Get a mutable reference to the underlying data structure

This is marked as unsafe as it allows to invalidate the assumptions made by this module. It is not in itself unsafe.

Assumptions:

• Vob stores the bits in a little-endian order.
• The length can't change, or should be updated using Vob::set_len().
• Any bits past self.len() should be set to 0 in the last block. Vob::mask_last_block() can help you with that.
• storage.len() may not be larger than ceil(self.len() / (8 * size_of::<T>))

Examples

use vob::vob;
fn main() {
    let mut v1 = vob![true, false, true];
    let storage = unsafe { v1.get_storage_mut() };
    assert_eq!(storage[0], 0b101);
}

pub unsafe fn set_len(&mut self, len: usize)

Set the length of the Vob.

This will explicitly set the length of the Vob, without actually modifying the underlying data structure or doing any checks.

If you want to shorten your Vob, you're probably looking for truncate.

See Vob::get_storage_mut() for the other requirements.

Examples

use vob::Vob;
fn main() {
    let mut v1 = Vob::<u8>::new_with_storage_type(9);
    v1.push(true);
    v1.push(false);
    {
        let mut storage = unsafe { v1.get_storage_mut() };
        storage.push(0b1);
    }
    unsafe { v1.set_len(9); }
    assert_eq!(v1[0], true);
    assert_eq!(v1[1], false);
    assert_eq!(v1[2], false);
    assert_eq!(v1[8], true);
}

Trait Implementations

impl From<Vob<usize>> for BinVector

fn from(v: Vob) -> BinVector

Performs the conversion.

impl PartialEq<BinVector> for BinVector

fn eq(&self, other: &BinVector) -> bool

This method tests for self and other values to be equal, and is used by ==.

fn ne(&self, other: &BinVector) -> bool

This method tests for !=.

impl Default for BinVector

fn default() -> BinVector

Returns the "default value" for a type.

impl Clone for BinVector

fn clone(&self) -> BinVector

Returns a copy of the value.

fn clone_from(&mut self, source: &Self)

Performs copy-assignment from source.

impl Eq for BinVector

impl DerefMut for BinVector

fn deref_mut(&mut self) -> &mut Self::Target

Mutably dereferences the value.

impl Deref for BinVector

type Target = Vob

The resulting type after dereferencing.

fn deref(&self) -> &Self::Target

Dereferences the value.

impl Debug for BinVector

fn fmt(&self, f: &mut Formatter) -> Result

Formats the value using the given formatter.

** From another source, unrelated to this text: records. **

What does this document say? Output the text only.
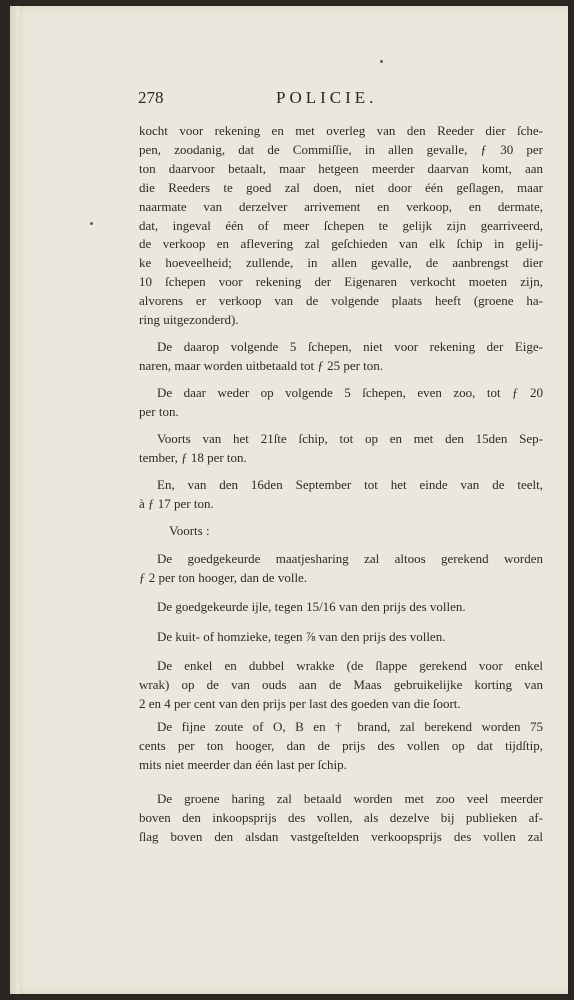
278	POLICIE.
kocht voor rekening en met overleg van den Reeder dier ſche-
pen, zoodanig, dat de Commiſſie, in allen gevalle, ƒ 30 per
ton daarvoor betaalt, maar hetgeen meerder daarvan komt, aan
die Reeders te goed zal doen, niet door één geſlagen, maar
naarmate van derzelver arrivement en verkoop, en dermate,
dat, ingeval één of meer ſchepen te gelijk zijn gearriveerd,
de verkoop en aflevering zal geſchieden van elk ſchip in gelij-
ke hoeveelheid; zullende, in allen gevalle, de aanbrengst dier
10 ſchepen voor rekening der Eigenaren verkocht moeten zijn,
alvorens er verkoop van de volgende plaats heeft (groene ha-
ring uitgezonderd).
De daarop volgende 5 ſchepen, niet voor rekening der Eige-
naren, maar worden uitbetaald tot ƒ 25 per ton.
De daar weder op volgende 5 ſchepen, even zoo, tot ƒ 20
per ton.
Voorts van het 21ſte ſchip, tot op en met den 15den Sep-
tember, ƒ 18 per ton.
En, van den 16den September tot het einde van de teelt,
à ƒ 17 per ton.
Voorts :
De goedgekeurde maatjesharing zal altoos gerekend worden
ƒ 2 per ton hooger, dan de volle.
De goedgekeurde ijle, tegen 15/16 van den prijs des vollen.
De kuit- of homzieke, tegen ⅞ van den prijs des vollen.
De enkel en dubbel wrakke (de ſlappe gerekend voor enkel
wrak) op de van ouds aan de Maas gebruikelijke korting van
2 en 4 per cent van den prijs per last des goeden van die ſoort.
De fijne zoute of O, B en † brand, zal berekend worden 75
cents per ton hooger, dan de prijs des vollen op dat tijdſtip,
mits niet meerder dan één last per ſchip.
De groene haring zal betaald worden met zoo veel meerder
boven den inkoopsprijs des vollen, als dezelve bij publieken af-
ſlag boven den alsdan vastgeſtelden verkoopsprijs des vollen zal
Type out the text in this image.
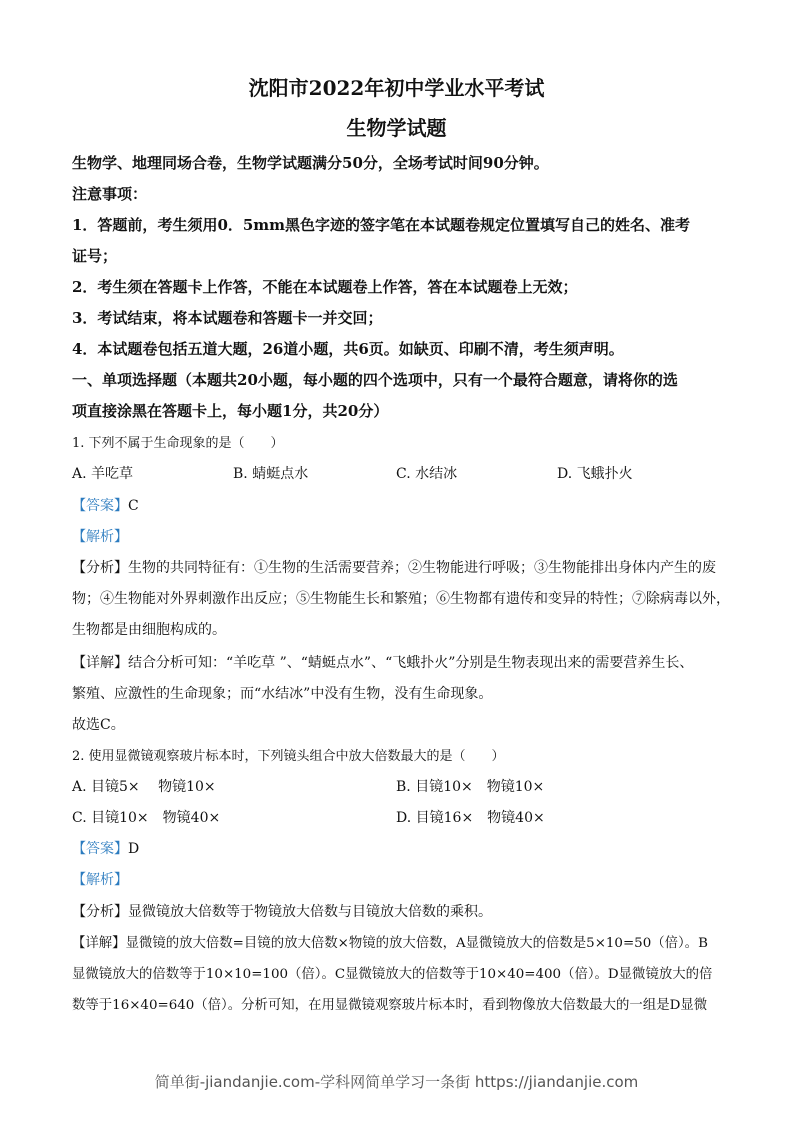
沈阳市2022年初中学业水平考试
生物学试题
生物学、地理同场合卷，生物学试题满分50分，全场考试时间90分钟。
注意事项：
1．答题前，考生须用0．5mm黑色字迹的签字笔在本试题卷规定位置填写自己的姓名、准考
证号；
2．考生须在答题卡上作答，不能在本试题卷上作答，答在本试题卷上无效；
3．考试结束，将本试题卷和答题卡一并交回；
4．本试题卷包括五道大题，26道小题，共6页。如缺页、印刷不清，考生须声明。
一、单项选择题（本题共20小题，每小题的四个选项中，只有一个最符合题意，请将你的选
项直接涂黑在答题卡上，每小题1分，共20分）
1. 下列不属于生命现象的是（　　）
A. 羊吃草	B. 蜻蜓点水	C. 水结冰	D. 飞蛾扑火
【答案】C
【解析】
【分析】生物的共同特征有：①生物的生活需要营养；②生物能进行呼吸；③生物能排出身体内产生的废
物；④生物能对外界刺激作出反应；⑤生物能生长和繁殖；⑥生物都有遗传和变异的特性；⑦除病毒以外，
生物都是由细胞构成的。
【详解】结合分析可知：“羊吃草 ”、“蜻蜓点水”、“飞蛾扑火”分别是生物表现出来的需要营养生长、
繁殖、应激性的生命现象；而“水结冰”中没有生物，没有生命现象。
故选C。
2. 使用显微镜观察玻片标本时，下列镜头组合中放大倍数最大的是（　　）
A. 目镜5×　 物镜10×	B. 目镜10×　物镜10×
C. 目镜10×　物镜40×	D. 目镜16×　物镜40×
【答案】D
【解析】
【分析】显微镜放大倍数等于物镜放大倍数与目镜放大倍数的乘积。
【详解】显微镜的放大倍数=目镜的放大倍数×物镜的放大倍数，A显微镜放大的倍数是5×10=50（倍）。B
显微镜放大的倍数等于10×10=100（倍）。C显微镜放大的倍数等于10×40=400（倍）。D显微镜放大的倍
数等于16×40=640（倍）。分析可知，在用显微镜观察玻片标本时，看到物像放大倍数最大的一组是D显微
简单街-jiandanjie.com-学科网简单学习一条街 https://jiandanjie.com
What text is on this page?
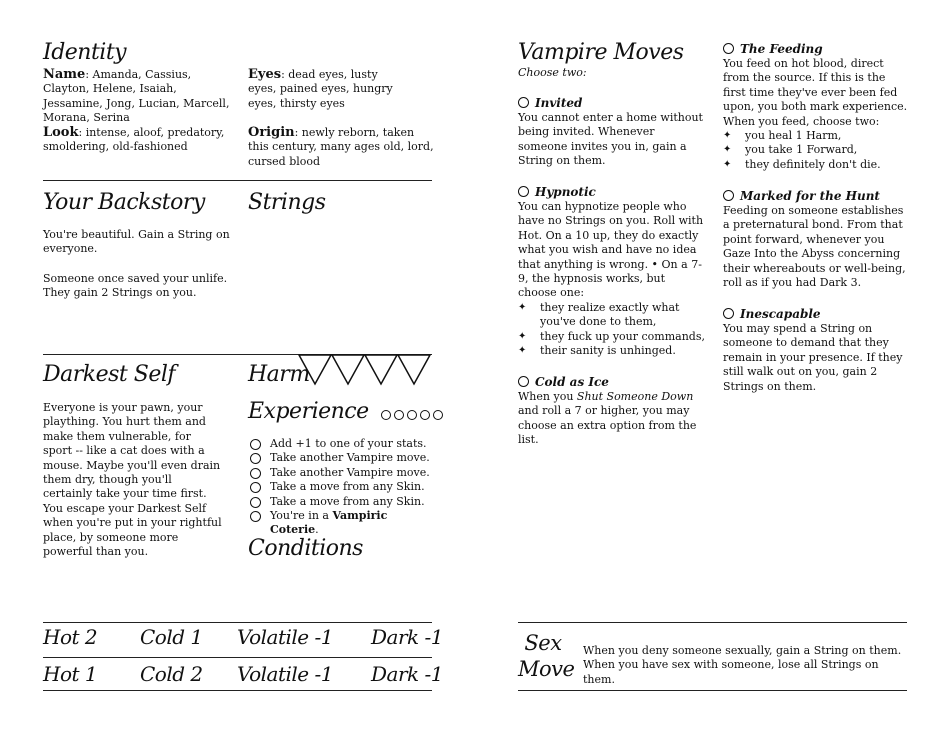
Identity
Name: Amanda, Cassius, Clayton, Helene, Isaiah, Jessamine, Jong, Lucian, Marcell, Morana, Serina
Look: intense, aloof, predatory, smoldering, old-fashioned
Eyes: dead eyes, lusty eyes, pained eyes, hungry eyes, thirsty eyes
Origin: newly reborn, taken this century, many ages old, lord, cursed blood
Your Backstory
You're beautiful. Gain a String on everyone.
Someone once saved your unlife. They gain 2 Strings on you.
Strings
Darkest Self
Everyone is your pawn, your plaything. You hurt them and make them vulnerable, for sport -- like a cat does with a mouse. Maybe you'll even drain them dry, though you'll certainly take your time first. You escape your Darkest Self when you're put in your rightful place, by someone more powerful than you.
Harm
Experience
Add +1 to one of your stats.
Take another Vampire move.
Take another Vampire move.
Take a move from any Skin.
Take a move from any Skin.
You're in a Vampiric Coterie.
Conditions
Hot 2 Cold 1 Volatile -1 Dark -1
Hot 1 Cold 2 Volatile -1 Dark -1
Vampire Moves
Choose two:
Invited
You cannot enter a home without being invited. Whenever someone invites you in, gain a String on them.
Hypnotic
You can hypnotize people who have no Strings on you. Roll with Hot. On a 10 up, they do exactly what you wish and have no idea that anything is wrong. • On a 7-9, the hypnosis works, but choose one:
✦ they realize exactly what you've done to them,
✦ they fuck up your commands,
✦ their sanity is unhinged.
Cold as Ice
When you Shut Someone Down and roll a 7 or higher, you may choose an extra option from the list.
The Feeding
You feed on hot blood, direct from the source. If this is the first time they've ever been fed upon, you both mark experience. When you feed, choose two:
✦ you heal 1 Harm,
✦ you take 1 Forward,
✦ they definitely don't die.
Marked for the Hunt
Feeding on someone establishes a preternatural bond. From that point forward, whenever you Gaze Into the Abyss concerning their whereabouts or well-being, roll as if you had Dark 3.
Inescapable
You may spend a String on someone to demand that they remain in your presence. If they still walk out on you, gain 2 Strings on them.
Sex
Move
When you deny someone sexually, gain a String on them.
When you have sex with someone, lose all Strings on them.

impl<'a> Add<&'a BinVector> for &'a BinVector

type Output = BinVector

The resulting type after applying the + operator.

fn add(self, other: &BinVector) -> Self::Output

Performs the + operation.

impl Add<BinVector> for BinVector

type Output = BinVector

The resulting type after applying the + operator.

fn add(self, other: BinVector) -> Self::Output

Performs the + operation.

impl<'a> Mul<&'a BinVector> for &'a BinMatrix

type Output = BinVector

The resulting type after applying the * operator.

fn mul(self, other: &BinVector) -> Self::Output

Computes (A * v^T)

impl Mul<BinVector> for BinMatrix

type Output = BinVector

The resulting type after applying the * operator.

fn mul(self, other: BinVector) -> Self::Output

Computes (A * v^T)

impl<'a> Mul<&'a BinMatrix> for &'a BinVector

type Output = BinVector

The resulting type after applying the * operator.

fn mul(self, other: &BinMatrix) -> Self::Output

computes v^T * A

impl Mul<BinMatrix> for BinVector

type Output = BinVector

The resulting type after applying the * operator.

fn mul(self, other: BinMatrix) -> Self::Output

computes v^T * A

impl<'a> Mul<&'a BinVector> for &'a BinVector

type Output = bool

The resulting type after applying the * operator.

fn mul(self, other: &BinVector) -> Self::Output

Performs the * operation.

impl Mul<BinVector> for BinVector

type Output = bool

The resulting type after applying the * operator.

fn mul(self, other: BinVector) -> Self::Output

Compute the inner product between two vectors

impl<'a> AddAssign<&'a BinVector> for BinVector

fn add_assign(&mut self, other: &BinVector)

Performs the += operation.

impl AddAssign<BinVector> for BinVector

fn add_assign(&mut self, other: BinVector)

Performs the += operation.

impl Hash for BinVector

fn hash<__H: Hasher>(&self, state: &mut __H)

Feeds this value into the given [Hasher].

fn hash_slice<H>(data: &[Self], state: &mut H) where
    H: Hasher, 

Feeds a slice of this type into the given [Hasher].